Une grande partie de l’attention du public et des médias s’est concentrée sur le nombre de morts et l’impact économique immédiat du COVID-19. Mais les coûts humains et sociaux associés à cette perte économique sont potentiellement beaucoup plus importants, en particulier dans les pays les plus pauvres.
Le lourd fardeau supporté par de nombreux petits pays a, dans une certaine mesure, été négligé. Des pays comme le Liban et les Maldives connaissent des crises dramatiques et douloureuses, largement sous le radar de l’attention mondiale.
Cependant, notre conclusion selon laquelle le coût humain de la perte économique est peut-être beaucoup plus élevé que le coût associé à la perte de santé n’implique pas que des politiques publiques telles que les verrouillages, les restrictions aux frontières et les quarantaines ont été injustifiées.

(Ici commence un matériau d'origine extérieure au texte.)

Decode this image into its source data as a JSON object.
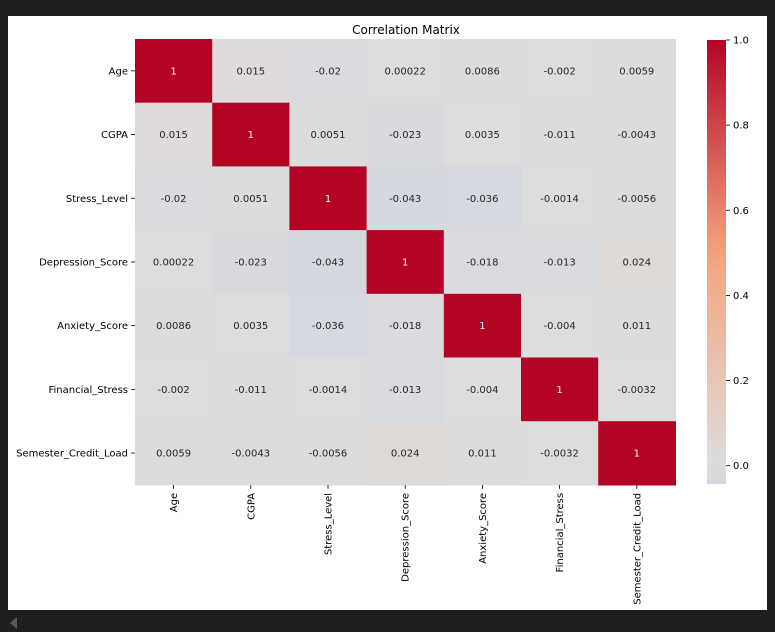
{
  "chart_data": {
    "type": "heatmap",
    "title": "Correlation Matrix",
    "variables": [
      "Age",
      "CGPA",
      "Stress_Level",
      "Depression_Score",
      "Anxiety_Score",
      "Financial_Stress",
      "Semester_Credit_Load"
    ],
    "values": [
      [
        1,
        0.015,
        -0.02,
        0.00022,
        0.0086,
        -0.002,
        0.0059
      ],
      [
        0.015,
        1,
        0.0051,
        -0.023,
        0.0035,
        -0.011,
        -0.0043
      ],
      [
        -0.02,
        0.0051,
        1,
        -0.043,
        -0.036,
        -0.0014,
        -0.0056
      ],
      [
        0.00022,
        -0.023,
        -0.043,
        1,
        -0.018,
        -0.013,
        0.024
      ],
      [
        0.0086,
        0.0035,
        -0.036,
        -0.018,
        1,
        -0.004,
        0.011
      ],
      [
        -0.002,
        -0.011,
        -0.0014,
        -0.013,
        -0.004,
        1,
        -0.0032
      ],
      [
        0.0059,
        -0.0043,
        -0.0056,
        0.024,
        0.011,
        -0.0032,
        1
      ]
    ],
    "annotations": [
      [
        "1",
        "0.015",
        "-0.02",
        "0.00022",
        "0.0086",
        "-0.002",
        "0.0059"
      ],
      [
        "0.015",
        "1",
        "0.0051",
        "-0.023",
        "0.0035",
        "-0.011",
        "-0.0043"
      ],
      [
        "-0.02",
        "0.0051",
        "1",
        "-0.043",
        "-0.036",
        "-0.0014",
        "-0.0056"
      ],
      [
        "0.00022",
        "-0.023",
        "-0.043",
        "1",
        "-0.018",
        "-0.013",
        "0.024"
      ],
      [
        "0.0086",
        "0.0035",
        "-0.036",
        "-0.018",
        "1",
        "-0.004",
        "0.011"
      ],
      [
        "-0.002",
        "-0.011",
        "-0.0014",
        "-0.013",
        "-0.004",
        "1",
        "-0.0032"
      ],
      [
        "0.0059",
        "-0.0043",
        "-0.0056",
        "0.024",
        "0.011",
        "-0.0032",
        "1"
      ]
    ],
    "colormap": "coolwarm",
    "colorbar": {
      "range": [
        -0.043,
        1.0
      ],
      "ticks": [
        0.0,
        0.2,
        0.4,
        0.6,
        0.8,
        1.0
      ],
      "tick_labels": [
        "0.0",
        "0.2",
        "0.4",
        "0.6",
        "0.8",
        "1.0"
      ]
    }
  }
}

Au contraire, les pays qui ont connu une crise sanitaire plus profonde ont également connu une crise économique plus profonde. Il n’y a pas eu de compromis efficace entre sauver des vies et sauver des moyens de subsistance.
Ilan Noy est titulaire de la chaire d’économie des catastrophes et du changement climatique à Te Herenga Waka – Université Victoria de Wellington. Nguyen Doan est doctorant en économie à Te Herenga Waka – Université Victoria de Wellington. Cette pièce est apparue pour la première fois sur The Conversation.